Ruther, they depend on cultural norms, socially expectancies and values, professional biases, individual differences and political climate of the time which sets the tolerance society’s expectancies and values for deviance. According to Offer and his collaborators there are three developmental routs within the border of normality. Psychiatrists and psychoanalysts have moved from deduction and theorizing on normal development toward empirical research on the relationship between multiple variables that contribute to healthy and normal human development. Healthier adolescents are more adjustable to family and environment, and they come from basically healthy families (as defined by these researchers). In the same way, Rutter points out in the introduction to the book Psychosocial Disorders in Young People, Challenges for Prevention that adolescent behaviors indicative of later psychosocial disorders were assumed earlier to be normal. Systematic research on general population clearly contradicts this view. The majority of young people pass through teenage period without visible problems. Petersen and Leffert in 1995 mentioned that although adolescence is characterized by changes and represents a challenging decade of life, it does not have to be turbulent and problematic if not affected by social circumstances. Children who enter adolescence already psychologically and socially vulnerable will probably experience a more difficult adolescent period in challenging social circumstances. Although the authors do not explain the causes of this increased early psychological and social sensitivity, they correctly point at greater challenges imposed on adolescents by current complex societies.

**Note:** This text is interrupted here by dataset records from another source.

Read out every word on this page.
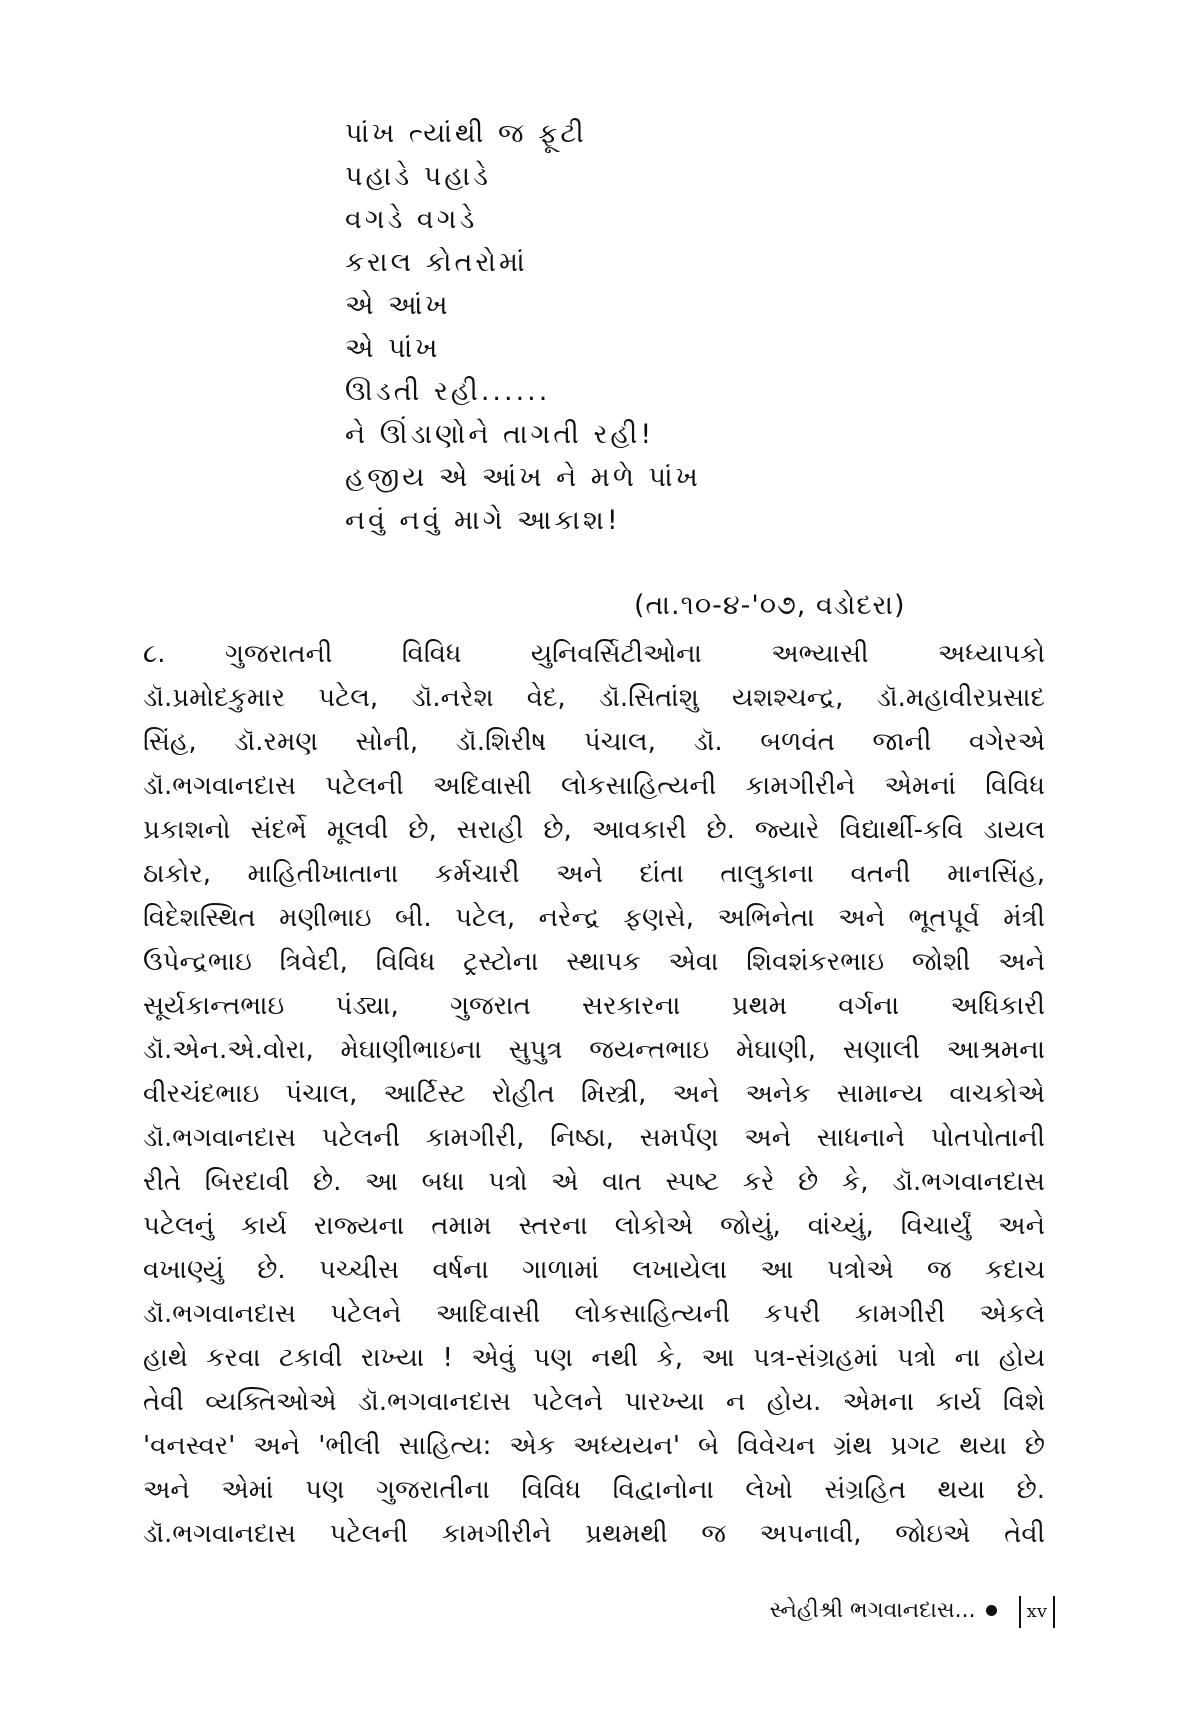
પાંખ ત્યાંથી જ ફૂટી
પહાડે પહાડે
વગડે વગડે
કરાલ કોતરોમાં
એ આંખ
એ પાંખ
ઊડતી રહી......
ને ઊંડાણોને તાગતી રહી!
હજીય એ આંખ ને મળે પાંખ
નવું નવું માગે આકાશ!
(તા.૧૦-૪-'૦૭, વડોદરા)
૮. ગુજરાતની વિવિધ યુનિવર્સિટીઓના અભ્યાસી અધ્યાપકો
ડૉ.પ્રમોદકુમાર પટેલ, ડૉ.નરેશ વેદ, ડૉ.સિતાંશુ યશશ્ચન્દ્ર, ડૉ.મહાવીરપ્રસાદ
સિંહ, ડૉ.રમણ સોની, ડૉ.શિરીષ પંચાલ, ડૉ. બળવંત જાની વગેરએ
ડૉ.ભગવાનદાસ પટેલની અદિવાસી લોકસાહિત્યની કામગીરીને એમનાં વિવિધ
પ્રકાશનો સંદર્ભે મૂલવી છે, સરાહી છે, આવકારી છે. જ્યારે વિદ્યાર્થી-કવિ ડાયલ
ઠાકોર, માહિતીખાતાના કર્મચારી અને દાંતા તાલુકાના વતની માનસિંહ,
વિદેશસ્થિત મણીભાઇ બી. પટેલ, નરેન્દ્ર ફણસે, અભિનેતા અને ભૂતપૂર્વ મંત્રી
ઉપેન્દ્રભાઇ ત્રિવેદી, વિવિધ ટ્રસ્ટોના સ્થાપક એવા શિવશંકરભાઇ જોશી અને
સૂર્યકાન્તભાઇ પંડ્યા, ગુજરાત સરકારના પ્રથમ વર્ગના અધિકારી
ડૉ.એન.એ.વોરા, મેઘાણીભાઇના સુપુત્ર જયન્તભાઇ મેઘાણી, સણાલી આશ્રમના
વીરચંદભાઇ પંચાલ, આર્ટિસ્ટ રોહીત મિસ્ત્રી, અને અનેક સામાન્ય વાચકોએ
ડૉ.ભગવાનદાસ પટેલની કામગીરી, નિષ્ઠા, સમર્પણ અને સાધનાને પોતપોતાની
રીતે બિરદાવી છે. આ બધા પત્રો એ વાત સ્પષ્ટ કરે છે કે, ડૉ.ભગવાનદાસ
પટેલનું કાર્ય રાજ્યના તમામ સ્તરના લોકોએ જોયું, વાંચ્યું, વિચાર્યું અને
વખાણ્યું છે. પચ્ચીસ વર્ષના ગાળામાં લખાયેલા આ પત્રોએ જ કદાચ
ડૉ.ભગવાનદાસ પટેલને આદિવાસી લોકસાહિત્યની કપરી કામગીરી એકલે
હાથે કરવા ટકાવી રાખ્યા ! એવું પણ નથી કે, આ પત્ર-સંગ્રહમાં પત્રો ના હોય
તેવી વ્યક્તિઓએ ડૉ.ભગવાનદાસ પટેલને પારખ્યા ન હોય. એમના કાર્ય વિશે
'વનસ્વર' અને 'ભીલી સાહિત્ય: એક અધ્યયન' બે વિવેચન ગ્રંથ પ્રગટ થયા છે
અને એમાં પણ ગુજરાતીના વિવિધ વિદ્વાનોના લેખો સંગ્રહિત થયા છે.
ડૉ.ભગવાનદાસ પટેલની કામગીરીને પ્રથમથી જ અપનાવી, જોઇએ તેવી
સ્નેહીશ્રી ભગવાનદાસ...	xv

However, it might be useful to ask ourselves whether these two approaches to normality in adolescence are indeed so different as they appear to be or as it is sometimes stressed. In trying to answer this question Kaplan indicates that ac-cording to Offer there are three types of adolescent experiences that still represent normal development. The first refers to adolescents with continuous growth who show optimal functioning and absence of psychiatric syndromes. The second group of surgent growth has the same percentage of these syndromes as expected for normal distribution. The third group of tumultuous growth has two times more clinical psychiatric syndromes than expected for random sample. Without rejecting turmoil as a precondition for healthy development, Offer suggests that among other normal ways it is the least desirable one. His third group of tumultuous growth seems to correspond to the psychoanalytic models of adolescent development described by Blos A. Freud and Kaplan. Noshpitz points out that it might be the most reasonable to accept that probably all adolescents are shaken by emotional storms and disturbing impulses, but for many of them these experiences are transient and they are able to cope with them successfully, while in the minority of them the same problems lead to serious reactions. Consequently, adolescent turmoil may never clearly come into expression in the majority of young people. The young person frequently copes with it by talking about his/her experiences to a friend, a respected teacher or other adult person. Sometimes he/she may resort to abreaction, sometimes to identification, working out the problem in this way without open dramatization.

Both approaches to adolescence emphasize that it is a period of transition. Petersen and Leffert mention that in the majority of developed countries adolescence spans through a sufficiently long period, approximately a decade, so that it can be considered as a separate stage of life. However, adolescence is a period of transitional nature between childhood and adult age. It is consistent with the definition of developmental transitions by e.g. Emde and Harmon, or life periods characterized by major changes in biological and/or social spheres of life. Developmental transitions include infancy, puberty, pregnancy and menopause. These transitions can offer new challenges and opportunities or they can become too straining and stressful. A higher number of simultaneous changes may lead to a worse outcome, as Simmons and Blyth point out giving in this way support to Coleman’s focal theory, according to which one can better cope with developmental tasks if they are experienced successively and not simultaneously. A high degree of inter- and intra-individual variability is of particular importance for the adolescent development. Although there are some typical patterns for certain aspects of changes, individuals do not necessarily experience them in the same way. Different individual changes can occur at different periods of life, with varying intensity and different patterns. For example, a girl may enter puberty changes very early, but emotionally she still remains very immature, so that only through a shorter or longer time period she develops certain skills that will help her to avoid the state of increased risk as a possible result of early biological maturation.